On Monday, 19 November 2018 12:19:51 UTC+2, Paul wrote:
> Below is my solution to finding the longest word in a dictionary given
> a collection of letters. For more (but perhaps still not total) clarity,
> please see my code below. It's an interview question and interviewers
> don't usually give total clarity either.
> I would love to see what people think of my solution. In particular
> is it better to use a vector or a set for the sorted container
> (or doesn't it matter?)
> [BTW, this solution wasn't actually presented at the interview itself,
> so even if it's good it doesn't mean I got the job].
>
> Many thanks.
>
> // Practising the common interview question of finding a longest word in a given dictionary
> // with all characters in a given array of letters. The array may contain duplicate characters.
> // In that case, the number of times that a char, c, can occur = the number of times
> // c is duplicated in the array
> #include <string>
> #include <unordered_set>
> #include <vector>
> #include <iostream>
> #include <algorithm>
> #include <set>
>
> // First step is to acquire the character counts in the array of letters.
> std::vector<int> charCounts(const std::string& arrayOfLetters)
> {
> std::vector<int>counts(256);
That is pessimization of std::array<int,256> into std::vector<int>.

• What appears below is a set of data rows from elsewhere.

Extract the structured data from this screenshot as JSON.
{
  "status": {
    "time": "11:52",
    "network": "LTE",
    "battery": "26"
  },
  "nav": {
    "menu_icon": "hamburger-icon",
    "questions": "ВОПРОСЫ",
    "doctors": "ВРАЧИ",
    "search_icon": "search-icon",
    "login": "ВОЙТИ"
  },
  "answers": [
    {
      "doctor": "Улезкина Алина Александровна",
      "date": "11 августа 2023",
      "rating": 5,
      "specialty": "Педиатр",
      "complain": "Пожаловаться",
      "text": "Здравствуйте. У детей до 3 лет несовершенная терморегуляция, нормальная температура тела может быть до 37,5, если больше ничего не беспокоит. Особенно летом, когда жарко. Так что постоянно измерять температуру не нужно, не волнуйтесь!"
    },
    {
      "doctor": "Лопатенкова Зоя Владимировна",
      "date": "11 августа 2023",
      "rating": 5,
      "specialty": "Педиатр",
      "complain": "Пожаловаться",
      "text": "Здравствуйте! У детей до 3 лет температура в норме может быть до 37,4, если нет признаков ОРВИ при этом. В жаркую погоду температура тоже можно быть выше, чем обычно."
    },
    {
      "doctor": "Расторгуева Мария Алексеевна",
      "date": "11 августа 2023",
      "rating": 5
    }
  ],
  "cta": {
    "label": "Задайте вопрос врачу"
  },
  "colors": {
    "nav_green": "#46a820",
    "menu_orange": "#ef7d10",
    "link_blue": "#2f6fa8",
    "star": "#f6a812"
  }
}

> for(char c : arrayOfLetters)
> ++counts[c];
>
> return counts;
> }
>
> std::string LongestWord(const std::string& arrayOfLetters, const std::unordered_set<std::string>& Dictionary)
> {
> // Preprocessing of array of letters
> const std::vector<int>& characterCounts = charCounts(arrayOfLetters);
> // Test the longest words first
> auto cmp = [](const std::string& word1, const std::string& word2)->bool{return word1.size() > word2.size();};
There is point to sort outside when several arrays of letters need
to be validated for same dictionary. It is likely wasteful to sort
for one pass search.
> const std::set<std::string, decltype(cmp)> sortedDictionary(Dictionary.begin(), Dictionary.end(), cmp);
That std::set destroys your algorithm when there are multiple entries
with same length in dictionary. Your test data below does not have
multiple entries with same length but generally it is the case.
Some std::multiset would work.
> // A vector solution would have been as below. Should I have done this?
> /*std::vector<std::string> sortedDictionary(Dictionary.begin(), Dictionary.end());
> std::sort(sortedDictionary.begin(), sortedDictionary.end(), cmp);*/
In sorted dictionary you should first skip "too long" entries
with std::upper_bound.
> // Sorted by length so we only need to find the first word that works.
> for(const std::string& w : sortedDictionary)
> {
> std::vector<int> charPositions(256);
> bool wordWorks = true;
> for(char c : w)
> if(++charPositions[c] > characterCounts[c])
> {
> wordWorks = false;
> break;
> }
I did not understand what you meant by "using continue" in
other post? The break makes perfect sense here.
> if(wordWorks)
> return w;
> }
>
> std::cout << "\No words in the dictionary satisfied the conditions";
> return "";
> }
>
> // Testing code -- "acce" is returned which is correct.
> // Needs more tests, though.
> int main()
> {
> std::unordered_set<std::string> words = {"acceca", "ace", "acce", "accce" };
> std::cout << LongestWord("acecad", words);
> }
Download some words from somewhere
stuff:
https://github.com/dwyl/english-words
Then you can use subsets of those for whatever tests.
If you try to maximize performance of your program then
you may discover that there are more efficient algorithms
than std::sort for sorting dictionary with lot of entries with
equal length by length.
These are likely not good idea to write in answer for a test
assignment.